KOTA KINABALU: All eyes are on the proposed Anti-Hopping Bill wihich is expected to be tabled at the State Legislative Assembly on Thursday.
The bill would need the support of two-thirds of lawmakers, including Nominated assemblymen, to ensure passage.
Interestingly, some lawmakers who left their original party, switched parties, or declared themselves independents are likely to become kingmakers in the legislature when the bill is passed.
For some, this is a bit of a strange scenario — Buhangkot (frogs) turn out to be the saviour ?
A question arises here. How can lawmakers who are eager to legislate as soon as possible the proposed bill – deliberately ignore the people mandate by becoming independent or switching parties? Despite being free to choose their own political destiny according to democratic principles, this frog culture seems morally repugnant.
Local political analyst Mohd Zaki Harry Susanto said the practice of cross-party “hijrah” is nothing new in the political arena. It has long shaped the political arena of Sabah and has even changed the state’s political landscape on several occasions.

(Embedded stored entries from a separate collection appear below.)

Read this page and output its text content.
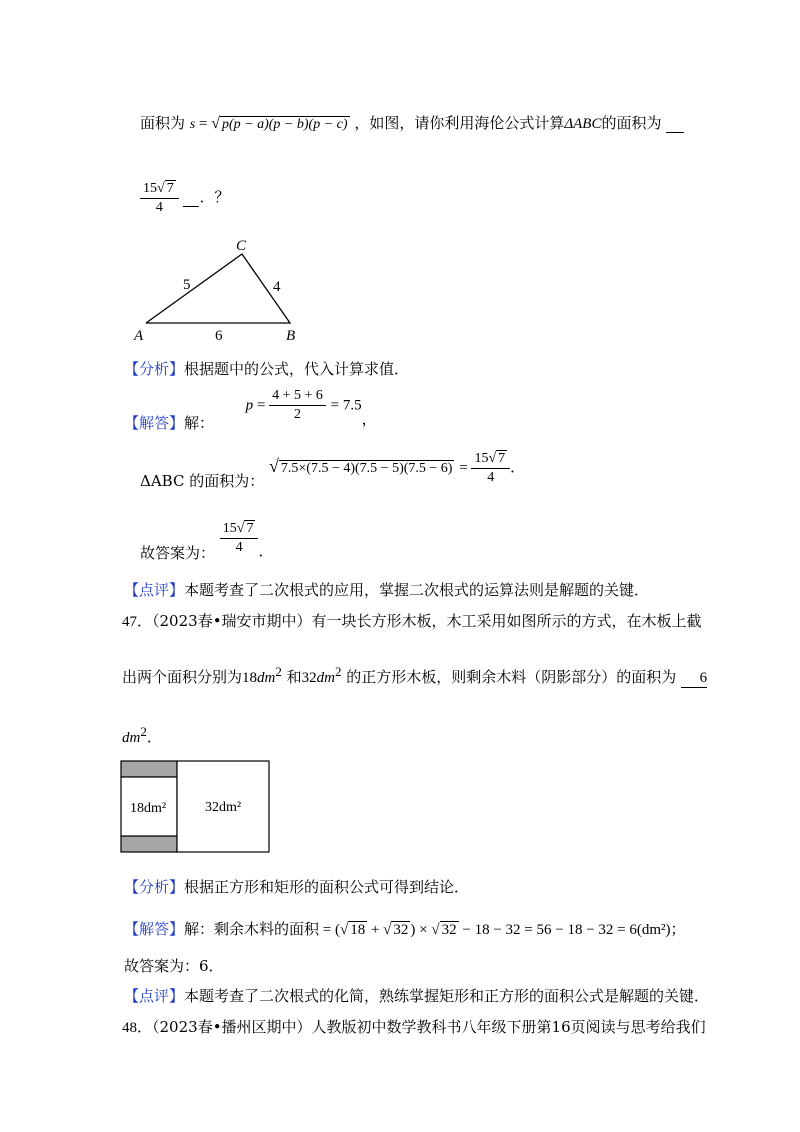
面积为 s = √ p(p − a)(p − b)(p − c) ，如图，请你利用海伦公式计算ΔABC的面积为
$\frac{15√ 7}{4}$ ．？
A	B
C
5	4
6
【分析】根据题中的公式，代入计算求值．
【解答】解：  $p = \frac{4 + 5 + 6}{2} = 7.5$，
ΔABC 的面积为： √ $7.5\times(7.5 - 4)(7.5 - 5)(7.5 - 6) = \frac{15√ 7}{4}$ ．
故答案为： $\frac{15√ 7}{4}$ ．
【点评】本题考查了二次根式的应用，掌握二次根式的运算法则是解题的关键．
47．（2023春•瑞安市期中）有一块长方形木板，木工采用如图所示的方式，在木板上截
出两个面积分别为$18dm^2$ 和$32dm^2$ 的正方形木板，则剩余木料（阴影部分）的面积为 6
$dm^2$．
18dm²	32dm²
【分析】根据正方形和矩形的面积公式可得到结论．
【解答】解：剩余木料的面积 = (√ 18 + √ 32 ) × √ 32 − 18 − 32 = 56 − 18 − 32 = 6(dm²)；
故答案为：6．
【点评】本题考查了二次根式的化简，熟练掌握矩形和正方形的面积公式是解题的关键．
48．（2023春•播州区期中）人教版初中数学教科书八年级下册第16页阅读与思考给我们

“Party hopping or “hijrah” are not uncommon in any country in the world that practiises a democratic system. This often happens depending on the current political climate and requirements.

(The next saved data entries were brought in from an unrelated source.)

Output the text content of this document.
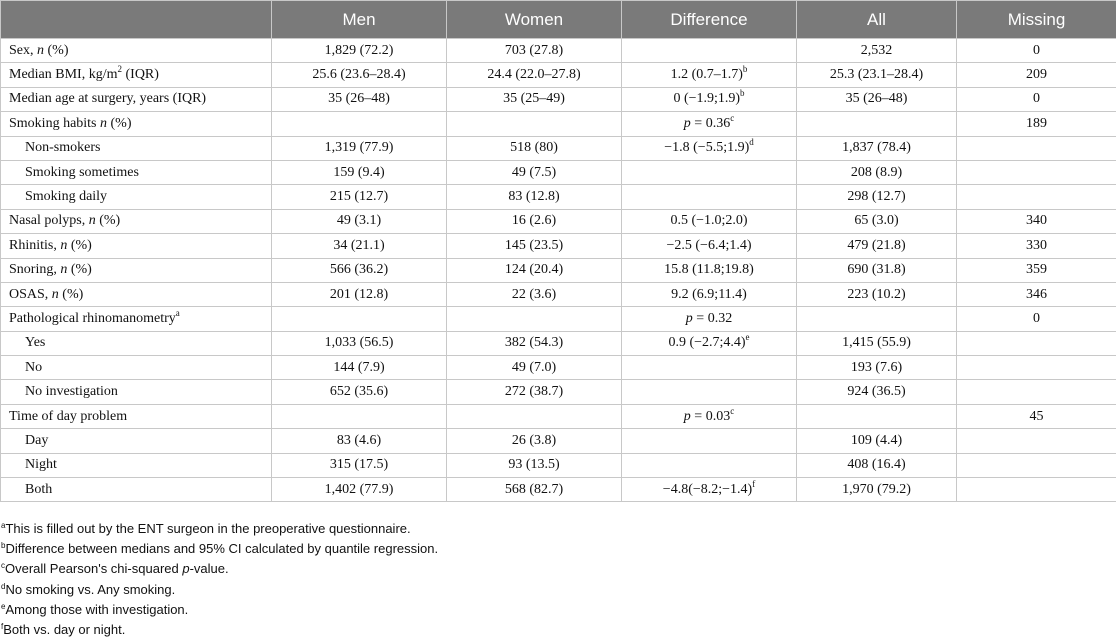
	Men	Women	Difference	All	Missing
Sex, n (%)	1,829 (72.2)	703 (27.8)		2,532	0
Median BMI, $kg/m^2$ (IQR)	25.6 (23.6–28.4)	24.4 (22.0–27.8)	1.2 $(0.7-1.7)^b$	25.3 (23.1–28.4)	209
Median age at surgery, years (IQR)	35 (26–48)	35 (25–49)	0 (−1.9;1.9)$^b$	35 (26–48)	0
Smoking habits n (%)			p = 0.36$^c$		189
Non-smokers	1,319 (77.9)	518 (80)	−1.8 (−5.5;1.9)$^d$	1,837 (78.4)	
Smoking sometimes	159 (9.4)	49 (7.5)		208 (8.9)	
Smoking daily	215 (12.7)	83 (12.8)		298 (12.7)	
Nasal polyps, n (%)	49 (3.1)	16 (2.6)	0.5 (−1.0;2.0)	65 (3.0)	340
Rhinitis, n (%)	34 (21.1)	145 (23.5)	−2.5 (−6.4;1.4)	479 (21.8)	330
Snoring, n (%)	566 (36.2)	124 (20.4)	15.8 (11.8;19.8)	690 (31.8)	359
OSAS, n (%)	201 (12.8)	22 (3.6)	9.2 (6.9;11.4)	223 (10.2)	346
Pathological rhinomanometry$^a$			p = 0.32		0
Yes	1,033 (56.5)	382 (54.3)	0.9 (−2.7;4.4)$^e$	1,415 (55.9)	
No	144 (7.9)	49 (7.0)		193 (7.6)	
No investigation	652 (35.6)	272 (38.7)		924 (36.5)	
Time of day problem			p = 0.03$^c$		45
Day	83 (4.6)	26 (3.8)		109 (4.4)	
Night	315 (17.5)	93 (13.5)		408 (16.4)	
Both	1,402 (77.9)	568 (82.7)	−4.8(−8.2;−1.4)$^f$	1,970 (79.2)	
$^a$This is filled out by the ENT surgeon in the preoperative questionnaire.
$^b$Difference between medians and 95% CI calculated by quantile regression.
$^c$Overall Pearson's chi-squared p-value.
$^d$No smoking vs. Any smoking.
$^e$Among those with investigation.
$^f$Both vs. day or night.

“Similar things are happening in Malaysia, especially in Sabah. Several previous state governments, including the PBS government in 1994 and the Warisan coalition government in 2020, have collapsed due to party-hopping,” he told Jesselton Times.
“Changing a political party is not the same as changing a religion. There is also no big sin in the exercise of democracy, as each individual has the right to determine his own future.

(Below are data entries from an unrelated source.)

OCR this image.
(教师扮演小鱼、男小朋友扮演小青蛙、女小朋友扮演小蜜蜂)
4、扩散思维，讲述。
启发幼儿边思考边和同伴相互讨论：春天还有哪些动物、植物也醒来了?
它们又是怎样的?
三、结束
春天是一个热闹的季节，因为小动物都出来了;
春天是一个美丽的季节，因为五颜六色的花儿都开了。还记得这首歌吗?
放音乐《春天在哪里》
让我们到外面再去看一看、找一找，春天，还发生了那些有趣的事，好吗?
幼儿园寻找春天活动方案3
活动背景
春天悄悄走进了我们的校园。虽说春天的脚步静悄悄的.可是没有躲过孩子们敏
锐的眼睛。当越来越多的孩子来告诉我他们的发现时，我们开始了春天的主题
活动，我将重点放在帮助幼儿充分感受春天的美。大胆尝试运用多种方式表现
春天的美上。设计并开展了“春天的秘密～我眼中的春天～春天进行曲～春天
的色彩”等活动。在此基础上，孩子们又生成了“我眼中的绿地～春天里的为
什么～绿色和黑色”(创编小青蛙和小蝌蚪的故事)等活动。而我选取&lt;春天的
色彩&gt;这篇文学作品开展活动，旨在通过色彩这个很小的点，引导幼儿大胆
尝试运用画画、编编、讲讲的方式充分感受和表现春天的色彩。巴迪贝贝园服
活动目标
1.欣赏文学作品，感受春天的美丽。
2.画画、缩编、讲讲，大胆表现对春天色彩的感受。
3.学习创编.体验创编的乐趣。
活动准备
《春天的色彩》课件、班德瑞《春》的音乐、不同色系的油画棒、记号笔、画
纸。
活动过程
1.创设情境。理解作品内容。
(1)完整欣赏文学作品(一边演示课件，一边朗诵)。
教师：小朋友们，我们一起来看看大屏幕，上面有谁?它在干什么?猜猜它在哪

Zaki said there is indeed wisdom behind the hijrah culture and party hopping, as it has finally succeeded in ensuring that the state government remains politically and economically stable.
But Zaki said many people feel that party hoppimg is immoral and ignores people’s mandate and trust.
“At the grassroots level, some feel being betrayed when an assemblyman they support leaves their party after being elected and joins another party.
“They say there was a case where an assemblyman swtiched parties more than five times, whom they call — the King of Frogs,” he said in jest.
Given the negative impact of the party hopping act, it is time for the Sabah government to introduce the Anti Hopping Party Act.
“Hopefully, the Madani concept inspired by the Prime Minister will permeate the souls of all assemblymen…enough is enough, Now is the time to move forward…let us prioritise and savour the true Madani recipe… no more “kelintung” game,” he said of the Anti Hopping Bill.